Yoga can feel intimidating to HSPs. This is especially true if your exposure to yoga has primarily been through seeing athletic young models doing extremely challenging yoga poses on social media. It can also be challenging to start because there are many different types of yoga that have vastly different paces and styles. As a highly sensitive person who usually likes to know what to expect before we try something, it can be hard to know where to begin.
8 Tips to Help You Feel More Prepared to Try Yoga:
1) There are many styles of yoga and they can be quite different.
Active styles: Vinyasa Flow, Ashtanga, Power Yoga, Hot Yoga
Moderate Styles: Kripalu, Hatha, Kundalini, Iyengar, Prenatal
Restful Styles: Yin, Restorative, Yoga Nidra
2) Not all classes are geared toward beginners.
If you happen upon an advanced class, it may turn you off from yoga forever. The best way to know if a class is right for you is to ask the teacher or studio directly or look for classes that have names like “Beginner”, “Gentle” “Level 1” or “Restorative.”
3) If you can’t do a pose, that is okay!
Contrary to popular belief, you do not need to be flexible to do yoga and you do not need to do everything the teachers says. It’s called a yoga “practice” for a reason; you are not meant to be perfect. You should always be encouraged to listen to your body in class, modify as needed and go at your own pace. If you are not encouraged to do this, you may want to look for a different instructor.

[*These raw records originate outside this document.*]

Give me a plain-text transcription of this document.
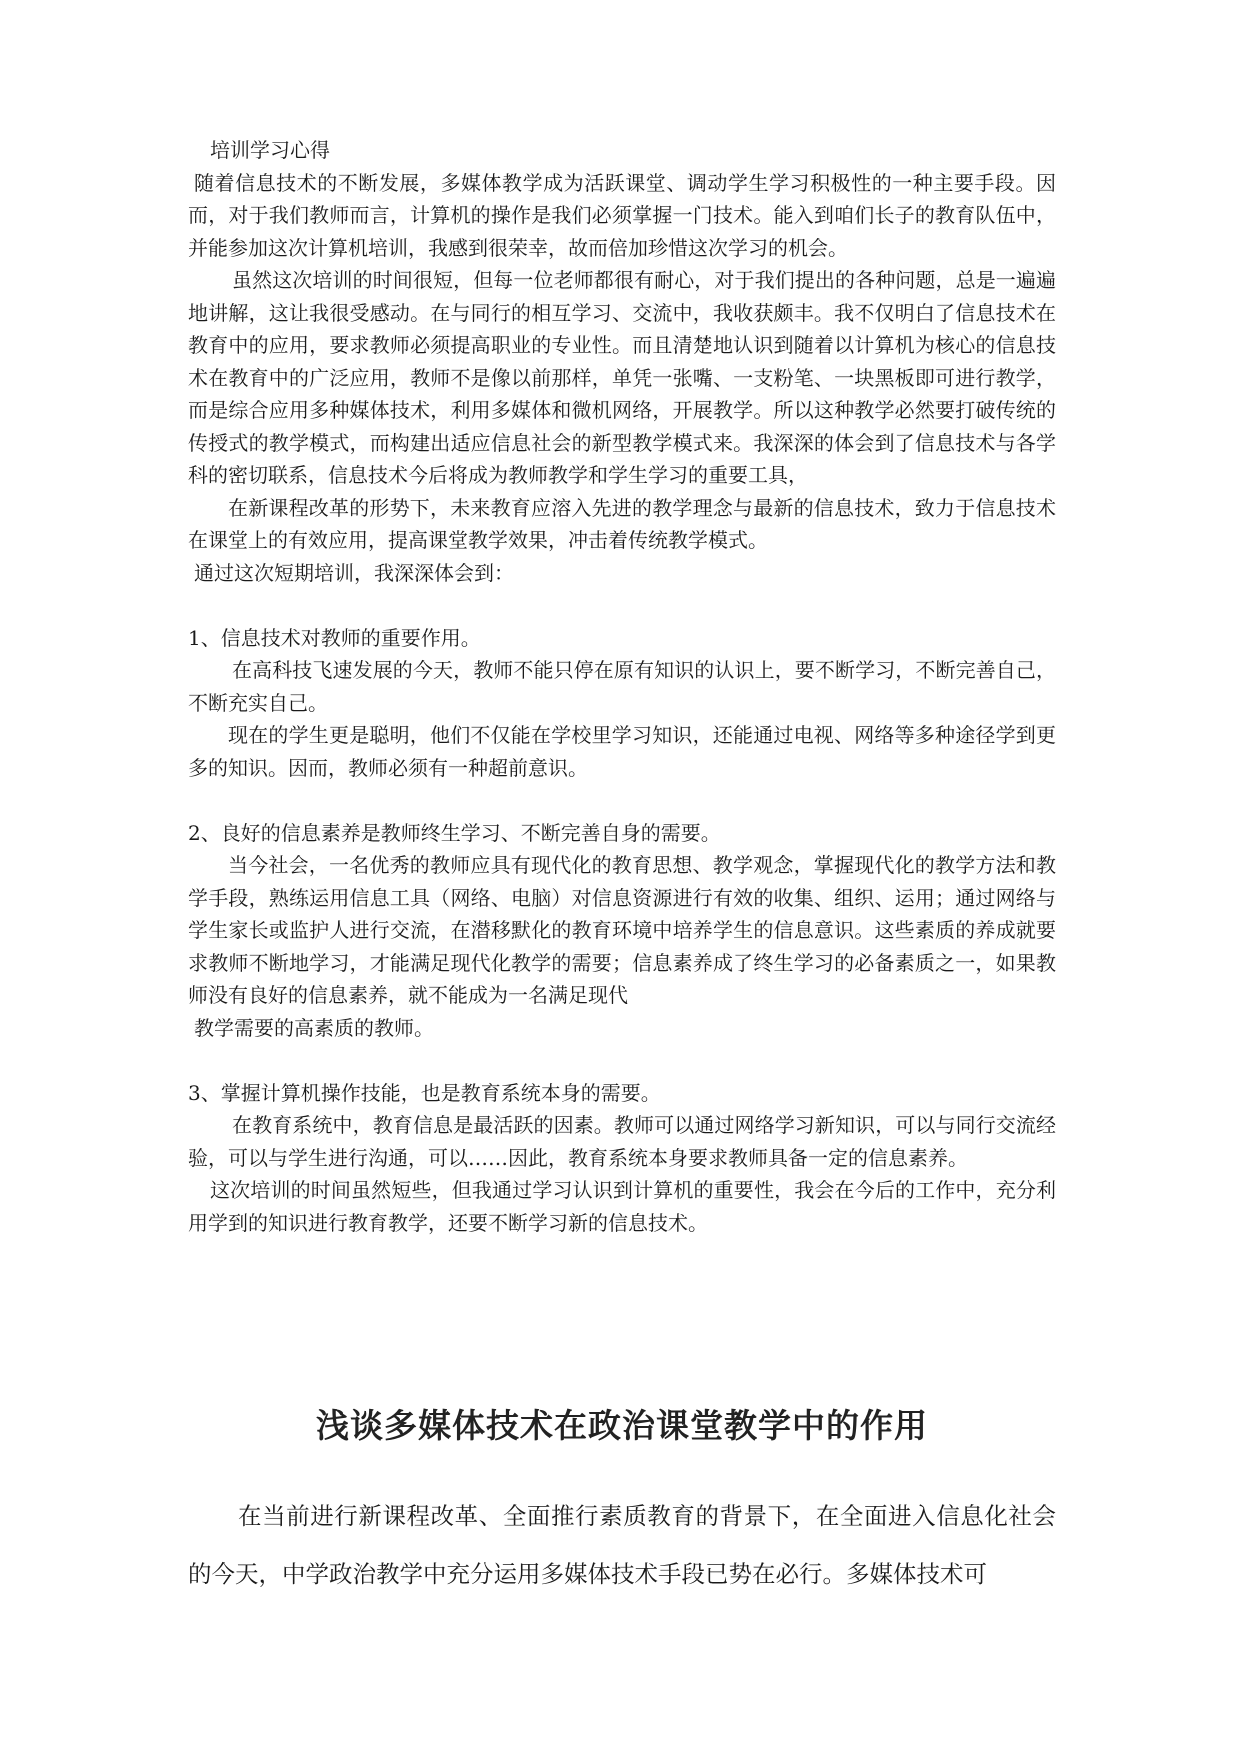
培训学习心得

随着信息技术的不断发展，多媒体教学成为活跃课堂、调动学生学习积极性的一种主要手段。因而，对于我们教师而言，计算机的操作是我们必须掌握一门技术。能入到咱们长子的教育队伍中，并能参加这次计算机培训，我感到很荣幸，故而倍加珍惜这次学习的机会。

虽然这次培训的时间很短，但每一位老师都很有耐心，对于我们提出的各种问题，总是一遍遍地讲解，这让我很受感动。在与同行的相互学习、交流中，我收获颇丰。我不仅明白了信息技术在教育中的应用，要求教师必须提高职业的专业性。而且清楚地认识到随着以计算机为核心的信息技术在教育中的广泛应用，教师不是像以前那样，单凭一张嘴、一支粉笔、一块黑板即可进行教学，而是综合应用多种媒体技术，利用多媒体和微机网络，开展教学。所以这种教学必然要打破传统的传授式的教学模式，而构建出适应信息社会的新型教学模式来。我深深的体会到了信息技术与各学科的密切联系，信息技术今后将成为教师教学和学生学习的重要工具，

在新课程改革的形势下，未来教育应溶入先进的教学理念与最新的信息技术，致力于信息技术在课堂上的有效应用，提高课堂教学效果，冲击着传统教学模式。

通过这次短期培训，我深深体会到：

1、信息技术对教师的重要作用。

在高科技飞速发展的今天，教师不能只停在原有知识的认识上，要不断学习，不断完善自己，不断充实自己。

现在的学生更是聪明，他们不仅能在学校里学习知识，还能通过电视、网络等多种途径学到更多的知识。因而，教师必须有一种超前意识。

2、良好的信息素养是教师终生学习、不断完善自身的需要。

当今社会，一名优秀的教师应具有现代化的教育思想、教学观念，掌握现代化的教学方法和教学手段，熟练运用信息工具（网络、电脑）对信息资源进行有效的收集、组织、运用；通过网络与学生家长或监护人进行交流，在潜移默化的教育环境中培养学生的信息意识。这些素质的养成就要求教师不断地学习，才能满足现代化教学的需要；信息素养成了终生学习的必备素质之一，如果教师没有良好的信息素养，就不能成为一名满足现代

教学需要的高素质的教师。

3、掌握计算机操作技能，也是教育系统本身的需要。

在教育系统中，教育信息是最活跃的因素。教师可以通过网络学习新知识，可以与同行交流经验，可以与学生进行沟通，可以……因此，教育系统本身要求教师具备一定的信息素养。

这次培训的时间虽然短些，但我通过学习认识到计算机的重要性，我会在今后的工作中，充分利用学到的知识进行教育教学，还要不断学习新的信息技术。

浅谈多媒体技术在政治课堂教学中的作用

在当前进行新课程改革、全面推行素质教育的背景下，在全面进入信息化社会的今天，中学政治教学中充分运用多媒体技术手段已势在必行。多媒体技术可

4) Conscious breathing is fundamental to the practice.
Unless instructed otherwise, in yoga we breathe in and out through the nose at a calm pace. This keeps us present in the moment and increases our sense of wellbeing. There are also many different breathing exercises, called Pranayama, that an instructor may lead you through.
5) Classes usually start with meditation and end with a final relaxation.
Be prepared to have times of stillness during class. If you find it difficult to meditate and be still, know that this is normal. The mind will always have thoughts flowing in and out. That is what it is designed to do. Your job when meditating is just to notice that you are thinking and come back to a focus on your breath when you can. It’s okay and very human of you if you find it hard.
6) There are a few items you will benefit from having in your practice.
First and foremost, you will need a yoga mat. I often see people trying to use padded workout mats when new to yoga. These mats tend to not have enough traction and can be unstable and contribute to injuries. Make sure the mat you use has good grip and is meant for yoga. You will also want to wear comfortable, flexible clothing and to remove your socks. If you have a blanket, yoga blocks, bolster, or eye pillow, these many enhance your practice as well but are not necessary. I also recommend having water with you.
7) Yoga classes are generally not a time for talking.
Sometimes students may ask questions during class, but usually yoga classes are meant to be quiet and contemplative without a lot of extra discussion or distraction. This may be a bonus to you if you are an introverted HSP! You can always ask the teacher questions before or after class if you can’t find a time during class.
8) If you don’t like the class, don’t give up.
Often what we like most (or least!) about a class as highly sensitive people is the energy of the teacher. If you don’t like your first class, don’t let that deter you. Keep looking and you will find the right teacher and type of class for you. It can also take time to get used to the yoga poses. You may feel silly at first, but that will get better over time as well. The more you practice, the more comfortable you will become and the more you will feel the benefit.